Eine Liebe während der Fashion Week

BookRix GmbH & Co. KG80331 München

Schnuller

Sie saß vor ihrem Laptop und sah, wie Carsten Freudenreich mit seinem fünfzehn Jahre alten weißen Pudel namens Schnuller im Park seines schlossartigen Hauses herumtollte. Der Modedesigner war wie sie auch in die Jahre gekommen, sah aber trotz seiner vielen Falten noch sehr attraktiv aus. "Wie lange ist das jetzt her, dass ich ihn zum ersten Mal traf?", fragte sich Nastassja Albers.

Sie fand es furchtbar, dass Freudenreich den Pudel als Markenzeichen für sein Modeimperium benutzte. Auf einem zu diesem Zweck eingerichteten Facebook-Account warb Schnuller für die neuesten Kreationen des Meisters, indem er andachtsvoll mit Schleife um den Hals neben den Models saß oder sich auf deren Schoß kuschelte und wie ein Partylöwe in die Kamera blickte.

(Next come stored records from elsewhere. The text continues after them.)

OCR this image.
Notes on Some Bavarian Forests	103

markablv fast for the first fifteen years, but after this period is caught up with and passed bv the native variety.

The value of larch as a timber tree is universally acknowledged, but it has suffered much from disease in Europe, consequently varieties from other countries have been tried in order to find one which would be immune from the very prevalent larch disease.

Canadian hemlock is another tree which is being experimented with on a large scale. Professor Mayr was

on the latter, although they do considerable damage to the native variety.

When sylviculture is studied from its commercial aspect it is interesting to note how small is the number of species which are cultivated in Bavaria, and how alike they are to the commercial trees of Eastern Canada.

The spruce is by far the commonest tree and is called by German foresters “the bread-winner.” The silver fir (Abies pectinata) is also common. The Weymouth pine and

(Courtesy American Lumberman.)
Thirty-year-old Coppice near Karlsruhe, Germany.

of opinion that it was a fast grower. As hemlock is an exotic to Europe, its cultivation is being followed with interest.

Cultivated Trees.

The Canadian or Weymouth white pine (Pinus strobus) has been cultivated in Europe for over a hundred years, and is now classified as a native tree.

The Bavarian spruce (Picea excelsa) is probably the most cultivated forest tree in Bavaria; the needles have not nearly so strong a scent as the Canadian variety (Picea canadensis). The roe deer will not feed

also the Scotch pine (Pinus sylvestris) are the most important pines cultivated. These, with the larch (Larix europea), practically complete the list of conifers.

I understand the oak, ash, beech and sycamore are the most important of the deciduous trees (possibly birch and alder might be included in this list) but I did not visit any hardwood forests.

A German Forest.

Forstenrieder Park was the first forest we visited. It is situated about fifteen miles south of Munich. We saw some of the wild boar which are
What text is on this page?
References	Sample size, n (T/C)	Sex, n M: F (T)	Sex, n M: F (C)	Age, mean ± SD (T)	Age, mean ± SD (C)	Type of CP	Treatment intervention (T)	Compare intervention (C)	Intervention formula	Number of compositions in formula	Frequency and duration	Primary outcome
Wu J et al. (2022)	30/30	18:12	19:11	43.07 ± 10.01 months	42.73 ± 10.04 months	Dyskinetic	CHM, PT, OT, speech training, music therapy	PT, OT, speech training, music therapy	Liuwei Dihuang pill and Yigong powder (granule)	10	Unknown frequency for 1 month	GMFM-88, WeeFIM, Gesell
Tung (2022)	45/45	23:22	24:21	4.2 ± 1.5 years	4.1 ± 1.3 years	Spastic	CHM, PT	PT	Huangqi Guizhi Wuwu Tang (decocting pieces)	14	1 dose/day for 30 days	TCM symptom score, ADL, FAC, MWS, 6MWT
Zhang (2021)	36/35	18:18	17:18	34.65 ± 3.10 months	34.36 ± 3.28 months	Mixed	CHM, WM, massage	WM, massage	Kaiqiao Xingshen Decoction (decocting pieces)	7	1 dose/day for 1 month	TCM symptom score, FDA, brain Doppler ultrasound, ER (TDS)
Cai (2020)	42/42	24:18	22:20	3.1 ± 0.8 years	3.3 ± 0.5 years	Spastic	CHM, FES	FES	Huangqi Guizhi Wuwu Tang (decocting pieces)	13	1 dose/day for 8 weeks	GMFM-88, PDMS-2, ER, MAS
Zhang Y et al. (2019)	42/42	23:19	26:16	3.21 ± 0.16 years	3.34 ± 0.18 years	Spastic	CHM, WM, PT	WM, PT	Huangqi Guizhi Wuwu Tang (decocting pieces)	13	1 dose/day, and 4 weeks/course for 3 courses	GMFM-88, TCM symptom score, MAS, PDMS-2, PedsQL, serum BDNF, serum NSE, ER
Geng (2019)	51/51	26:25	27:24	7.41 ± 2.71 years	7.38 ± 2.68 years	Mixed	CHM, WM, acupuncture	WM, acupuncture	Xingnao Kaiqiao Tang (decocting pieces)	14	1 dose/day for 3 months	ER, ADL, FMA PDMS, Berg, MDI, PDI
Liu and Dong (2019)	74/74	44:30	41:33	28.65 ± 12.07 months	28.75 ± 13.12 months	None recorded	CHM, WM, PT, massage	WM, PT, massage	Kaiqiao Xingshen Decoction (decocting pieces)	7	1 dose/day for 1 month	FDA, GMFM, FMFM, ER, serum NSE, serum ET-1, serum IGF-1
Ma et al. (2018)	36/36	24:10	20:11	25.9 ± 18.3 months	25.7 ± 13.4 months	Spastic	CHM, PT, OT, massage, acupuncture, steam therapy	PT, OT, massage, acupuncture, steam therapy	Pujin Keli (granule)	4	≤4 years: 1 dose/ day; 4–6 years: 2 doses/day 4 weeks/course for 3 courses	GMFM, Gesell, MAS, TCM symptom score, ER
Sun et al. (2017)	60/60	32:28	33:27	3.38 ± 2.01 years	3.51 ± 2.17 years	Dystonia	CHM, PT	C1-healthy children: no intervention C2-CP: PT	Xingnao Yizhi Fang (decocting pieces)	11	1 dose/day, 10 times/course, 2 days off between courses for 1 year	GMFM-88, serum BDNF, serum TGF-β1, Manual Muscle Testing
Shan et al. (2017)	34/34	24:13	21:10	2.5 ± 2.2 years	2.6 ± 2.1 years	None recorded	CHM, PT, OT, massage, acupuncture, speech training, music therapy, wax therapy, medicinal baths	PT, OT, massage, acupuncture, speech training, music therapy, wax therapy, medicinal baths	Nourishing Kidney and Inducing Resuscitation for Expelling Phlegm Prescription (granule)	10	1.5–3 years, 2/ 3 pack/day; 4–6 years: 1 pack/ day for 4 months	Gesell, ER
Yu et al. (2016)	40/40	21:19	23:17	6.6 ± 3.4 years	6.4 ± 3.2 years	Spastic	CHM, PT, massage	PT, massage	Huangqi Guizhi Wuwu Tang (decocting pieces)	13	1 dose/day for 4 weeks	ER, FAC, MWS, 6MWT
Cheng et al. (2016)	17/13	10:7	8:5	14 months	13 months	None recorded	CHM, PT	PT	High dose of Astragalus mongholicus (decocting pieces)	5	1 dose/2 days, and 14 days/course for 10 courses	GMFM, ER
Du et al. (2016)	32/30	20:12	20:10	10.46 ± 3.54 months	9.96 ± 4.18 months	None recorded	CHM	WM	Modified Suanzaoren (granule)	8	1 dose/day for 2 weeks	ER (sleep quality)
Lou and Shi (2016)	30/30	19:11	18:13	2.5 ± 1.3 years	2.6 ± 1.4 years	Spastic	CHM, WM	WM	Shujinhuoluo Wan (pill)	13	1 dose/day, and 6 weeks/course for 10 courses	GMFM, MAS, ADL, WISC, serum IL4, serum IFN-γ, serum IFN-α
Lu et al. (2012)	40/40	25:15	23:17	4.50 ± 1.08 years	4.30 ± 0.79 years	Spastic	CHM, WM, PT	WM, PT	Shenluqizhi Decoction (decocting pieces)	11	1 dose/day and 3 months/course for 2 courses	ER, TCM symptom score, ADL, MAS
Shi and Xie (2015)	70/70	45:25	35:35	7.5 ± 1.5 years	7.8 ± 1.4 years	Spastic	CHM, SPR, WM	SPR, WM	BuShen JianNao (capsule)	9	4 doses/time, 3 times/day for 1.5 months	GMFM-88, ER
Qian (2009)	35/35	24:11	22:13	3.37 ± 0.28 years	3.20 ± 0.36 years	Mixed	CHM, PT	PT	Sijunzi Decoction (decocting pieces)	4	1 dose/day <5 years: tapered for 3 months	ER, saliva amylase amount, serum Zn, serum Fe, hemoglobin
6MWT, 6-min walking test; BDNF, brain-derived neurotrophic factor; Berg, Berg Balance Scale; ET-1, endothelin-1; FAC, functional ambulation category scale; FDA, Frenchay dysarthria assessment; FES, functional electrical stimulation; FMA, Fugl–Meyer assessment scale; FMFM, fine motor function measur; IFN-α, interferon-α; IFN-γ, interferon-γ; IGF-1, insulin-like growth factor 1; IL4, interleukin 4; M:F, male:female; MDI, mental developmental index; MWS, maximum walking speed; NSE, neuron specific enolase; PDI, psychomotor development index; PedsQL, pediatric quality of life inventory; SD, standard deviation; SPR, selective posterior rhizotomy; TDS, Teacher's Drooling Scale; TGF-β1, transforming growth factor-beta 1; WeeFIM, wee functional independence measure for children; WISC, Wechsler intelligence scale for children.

"Man sollte den Tieren ihre Würde lassen!", sagte Naomi, Nastassjas 30-jährige Tochter, die soeben in den Salon gekommen war. Mutter und Tochter sahen sich überhaupt nicht ähnlich. Als sie die Neugeborene zum ersten Mal im Arm hielt, hatte Nastassja angenommen, dass es sich um eine Verwechslung handeln müsste, denn das Baby besaß eine relativ dunkle Hautfarbe und dichtes pechschwarzes Haar, während sie selbst eine überaus helle Haut und hellblondes Haar hatte. Mit dem Vater bestand ebenfalls keine Ähnlichkeit, da Carsten Freudenreich in jungen Jahren eine dunkelblonde Mähne hatte, auf die er sehr stolz war, und sehr helle empfindliche Haut. Er ahnte bis zum heutigen Tag nichts von seiner Vaterschaft und das war auch gut so. Nastassja Albers wollte das auch nicht ändern, denn sie war überzeugt davon, dass ein Modedesigner von internationalem Ruf als Vater für das Kind eher von Nachteil gewesen wäre.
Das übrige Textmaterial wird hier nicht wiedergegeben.